The Center for Auto Safety – a non-profit automotive safety advocacy group – is requesting that Ford Motor Company recall some 1.35-million Ford Explorer utility vehicles over continued concerns that a defect allows exhaust fumes to leak into the cabin. According to the group, 44 complaints have been logged in a federal database regarding fumes possibly entering the cabins of 2011-’17 Ford Explorers after the vehicles had been brought in for dealer repairs.
According to the Associated Press, the Center for Auto Safety made its request in a letter to Ford CEO Jim Hackett this week.

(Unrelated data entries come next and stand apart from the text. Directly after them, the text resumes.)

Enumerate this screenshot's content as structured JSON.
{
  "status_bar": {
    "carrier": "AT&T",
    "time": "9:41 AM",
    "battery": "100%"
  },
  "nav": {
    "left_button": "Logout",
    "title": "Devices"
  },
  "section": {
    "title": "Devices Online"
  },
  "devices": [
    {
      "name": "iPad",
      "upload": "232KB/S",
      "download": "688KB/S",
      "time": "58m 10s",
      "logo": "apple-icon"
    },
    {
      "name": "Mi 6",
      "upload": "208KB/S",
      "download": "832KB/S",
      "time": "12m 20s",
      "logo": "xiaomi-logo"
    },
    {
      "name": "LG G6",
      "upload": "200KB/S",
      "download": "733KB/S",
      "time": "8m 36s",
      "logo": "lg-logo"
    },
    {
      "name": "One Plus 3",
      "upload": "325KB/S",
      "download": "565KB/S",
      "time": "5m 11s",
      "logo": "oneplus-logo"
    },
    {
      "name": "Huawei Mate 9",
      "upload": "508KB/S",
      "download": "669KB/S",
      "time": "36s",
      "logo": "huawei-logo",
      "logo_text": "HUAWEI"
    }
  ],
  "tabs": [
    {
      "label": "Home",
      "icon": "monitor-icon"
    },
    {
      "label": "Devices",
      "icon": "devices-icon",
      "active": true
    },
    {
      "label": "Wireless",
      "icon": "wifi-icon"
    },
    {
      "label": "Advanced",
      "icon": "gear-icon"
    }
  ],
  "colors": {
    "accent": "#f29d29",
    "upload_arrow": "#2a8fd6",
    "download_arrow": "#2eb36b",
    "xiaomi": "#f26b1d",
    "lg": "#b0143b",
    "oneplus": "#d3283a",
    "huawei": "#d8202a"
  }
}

Ford last October launched a campaign to address complaints of possible exhaust gas leaks in the Ford Explorer’s cabin, informing owners that they could bring their vehicles in to the dealership for a free inspection. Under the program, if any potential leak points are found in the rear lift gate gaskets or drainage valves, those issues will be addressed free-of-charge, and the A/C unit will receive updated programming that flows more fresh air into the cabin.
Ford bills the program as a “piece-of-mind” fix, maintaining that it has not observed cabin carbon monoxide levels out-of-line with “what people are exposed to every day.” The automaker has not issued any fume-related recalls on the current-generation Ford Explorer.
Nonetheless, the National Highway Traffic Safety Administration continues to investigate the utility vehicle for signs of a potential defect, and the Center for Auto Safety says Ford and NHTSA should enact a recall now, “before tragedy strikes.”
“The continued complaints and corresponding reports of incidents and injuries demonstrate the problem of carbon monoxide exposure inside Ford Explorers has not been resolved,” Center Executive Director Jason Levine said in a statement. He claims that, based on the complaints, the alleged problem appears to have continued into the 2018 model-year Ford Explorer, “suggesting that the issue apparently has not been designed out of the vehicle.”